January 14th, 2004, 14:49 PM
Old and Cranky
Flaws threaten VoIP networks
A technical review conducted by the British government has found several security flaws in products that use VoIP and text messaging, including those from Microsoft and Cisco Systems.
The flaws affect software and hardware that support the real-time multimedia communications and processing standard, known as the International Telecommunications Union (ITU) H.323 standard.
The security problems can cause a product that supports H.323 to crash. For example, in Cisco telecommunications products running its IOS operating system, the vulnerability could be used to cause the devices to freeze or reboot. However, on Microsoft's Internet Security and Acceleration Server 2000, which is included with Small Business Server 2000 and 2003 editions, the vulnerability could allow an attacker to take control of the system.
Ironically, in Microsoft's case, the Internet Security and Acceleration Server is designed to help protect companies' networks from online attacks. Specifically, a filter used in the server that secures VoIP communications is vulnerable to the flaw.
"It is kind of the same situation that we have seen--a certain level of human error is going to be present and that is true even for security software," said Stephen Toulouse, security program manager for Microsoft.

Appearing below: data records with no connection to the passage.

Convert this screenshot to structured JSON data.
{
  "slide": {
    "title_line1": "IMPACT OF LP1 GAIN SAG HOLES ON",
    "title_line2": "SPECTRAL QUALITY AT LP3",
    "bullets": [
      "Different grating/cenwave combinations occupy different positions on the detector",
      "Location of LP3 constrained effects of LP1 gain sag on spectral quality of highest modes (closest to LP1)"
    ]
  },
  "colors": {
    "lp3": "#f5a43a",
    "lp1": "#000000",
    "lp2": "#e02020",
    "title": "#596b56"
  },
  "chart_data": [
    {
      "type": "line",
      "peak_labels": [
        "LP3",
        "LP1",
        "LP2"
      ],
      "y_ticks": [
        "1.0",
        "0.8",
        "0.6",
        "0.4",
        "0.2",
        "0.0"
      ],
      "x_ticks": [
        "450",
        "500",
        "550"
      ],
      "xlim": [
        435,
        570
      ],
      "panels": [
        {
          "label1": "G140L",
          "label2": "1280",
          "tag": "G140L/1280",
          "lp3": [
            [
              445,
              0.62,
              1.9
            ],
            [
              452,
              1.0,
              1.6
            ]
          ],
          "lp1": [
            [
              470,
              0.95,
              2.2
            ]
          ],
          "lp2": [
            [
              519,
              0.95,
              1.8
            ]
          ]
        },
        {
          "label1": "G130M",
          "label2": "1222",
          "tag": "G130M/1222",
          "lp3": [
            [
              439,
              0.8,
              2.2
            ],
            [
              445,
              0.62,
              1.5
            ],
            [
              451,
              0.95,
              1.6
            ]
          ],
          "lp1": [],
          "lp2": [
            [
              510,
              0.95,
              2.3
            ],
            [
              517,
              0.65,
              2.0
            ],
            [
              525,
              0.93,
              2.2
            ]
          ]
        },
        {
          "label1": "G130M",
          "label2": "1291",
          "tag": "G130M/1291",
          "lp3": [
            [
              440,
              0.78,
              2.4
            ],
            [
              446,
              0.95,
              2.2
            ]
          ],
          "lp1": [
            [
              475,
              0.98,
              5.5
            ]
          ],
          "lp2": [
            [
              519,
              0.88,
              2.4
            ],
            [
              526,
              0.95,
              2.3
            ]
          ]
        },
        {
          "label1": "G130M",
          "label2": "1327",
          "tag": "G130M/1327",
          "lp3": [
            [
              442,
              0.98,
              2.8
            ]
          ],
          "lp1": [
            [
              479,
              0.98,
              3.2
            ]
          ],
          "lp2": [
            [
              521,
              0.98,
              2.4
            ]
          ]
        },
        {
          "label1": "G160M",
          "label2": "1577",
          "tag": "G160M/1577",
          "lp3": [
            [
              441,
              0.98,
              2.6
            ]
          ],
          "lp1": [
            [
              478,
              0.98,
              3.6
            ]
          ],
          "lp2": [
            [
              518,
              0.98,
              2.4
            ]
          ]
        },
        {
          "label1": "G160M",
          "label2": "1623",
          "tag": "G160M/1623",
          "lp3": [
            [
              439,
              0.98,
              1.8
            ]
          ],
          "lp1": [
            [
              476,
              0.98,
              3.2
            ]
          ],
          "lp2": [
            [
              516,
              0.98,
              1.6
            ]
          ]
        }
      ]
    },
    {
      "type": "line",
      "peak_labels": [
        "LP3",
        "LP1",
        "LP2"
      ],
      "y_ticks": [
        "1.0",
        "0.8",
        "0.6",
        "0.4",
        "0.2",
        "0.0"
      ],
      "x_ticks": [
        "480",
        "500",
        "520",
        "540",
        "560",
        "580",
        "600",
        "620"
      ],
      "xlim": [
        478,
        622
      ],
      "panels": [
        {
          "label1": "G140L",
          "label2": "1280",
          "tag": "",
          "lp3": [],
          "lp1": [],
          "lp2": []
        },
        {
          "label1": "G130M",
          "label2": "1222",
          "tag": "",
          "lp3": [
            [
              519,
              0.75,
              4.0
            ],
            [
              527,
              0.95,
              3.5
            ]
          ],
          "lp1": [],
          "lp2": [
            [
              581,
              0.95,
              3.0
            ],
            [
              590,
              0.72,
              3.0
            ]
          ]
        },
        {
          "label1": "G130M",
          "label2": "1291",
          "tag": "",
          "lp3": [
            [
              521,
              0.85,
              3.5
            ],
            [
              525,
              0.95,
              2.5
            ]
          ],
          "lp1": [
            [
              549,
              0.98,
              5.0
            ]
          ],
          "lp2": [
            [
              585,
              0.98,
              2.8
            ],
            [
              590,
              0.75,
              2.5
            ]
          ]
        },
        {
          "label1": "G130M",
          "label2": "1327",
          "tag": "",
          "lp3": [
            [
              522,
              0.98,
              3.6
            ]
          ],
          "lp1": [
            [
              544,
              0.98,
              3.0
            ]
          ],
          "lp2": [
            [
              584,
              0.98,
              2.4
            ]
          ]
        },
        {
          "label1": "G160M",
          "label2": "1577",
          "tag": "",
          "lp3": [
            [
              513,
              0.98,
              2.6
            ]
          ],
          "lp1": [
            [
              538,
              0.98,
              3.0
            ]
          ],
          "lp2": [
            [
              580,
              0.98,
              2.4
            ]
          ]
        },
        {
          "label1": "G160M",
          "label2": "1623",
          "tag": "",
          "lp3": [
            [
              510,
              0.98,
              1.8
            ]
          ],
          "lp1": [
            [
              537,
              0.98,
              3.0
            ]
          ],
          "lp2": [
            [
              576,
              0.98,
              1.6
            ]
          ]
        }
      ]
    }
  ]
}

Microsoft released a patch for its Internet Security and Acceleration Server on Tuesday and published ways to disable the affected service for customers that want to take time to test the software.
Also Tuesday, Cisco Systems published an extensive advisory outlining which of its products are affected and giving instructions on how to patch them. Among the vulnerable products are CallManager version 3.0 through 3.3, Conference Connection, Internet Service Node and several VoIP switches.
Cisco would not comment on the issue except to refer people to the advisory.
Several other companies also produce products that may be affected, but as of midday Tuesday only Cisco and Microsoft had issued advisories and patches.
Avaya, Fujitsu, Hewlett-Packard, Lucent and Nortel are investigating the issue. Apple, Hitachi, NetBSD, Red Hat and Symantec have determined that their products aren't affected by the flaws.
The flaws were found by the United Kingdom's Internet security watchdog, the National Infrastructure Security Coordination Centre. The group had been testing a variety of products used in the United Kingdom's critical communications infrastructure and discovered the problem.
The program used to test the products is an ongoing project at the University of Oulu in Finland. The university's Secure Programming Group has developed tools for finding flaws in network communications standards. Two years ago, the group's work discovered a major flaw in a basic standard used throughout the Internet and other telecommunications networks. Last year, the group discovered flaws in the Session Initiation Protocol (SIP), another technology used by VoIP networks.
The Computer Emergency Response Team (CERT) Coordination Center in the United States released an advisory Tuesday based on the information from NISCC.
While a malicious attacker could use the flaws to disrupt VoIP networks, companies using Microsoft's Small Business Server 2000 and 2003 are at particular risk. An attacker can gain a beachhead into a company's network using the flawed H.323 filter, said Microsoft's Toulouse.
"This sort of illuminates to me the value of security researchers where they can test all the situations in which our customers use the product," he said. "H.323 is a very specific protocol. I would hazard a guess that (most people) had not heard about it before today."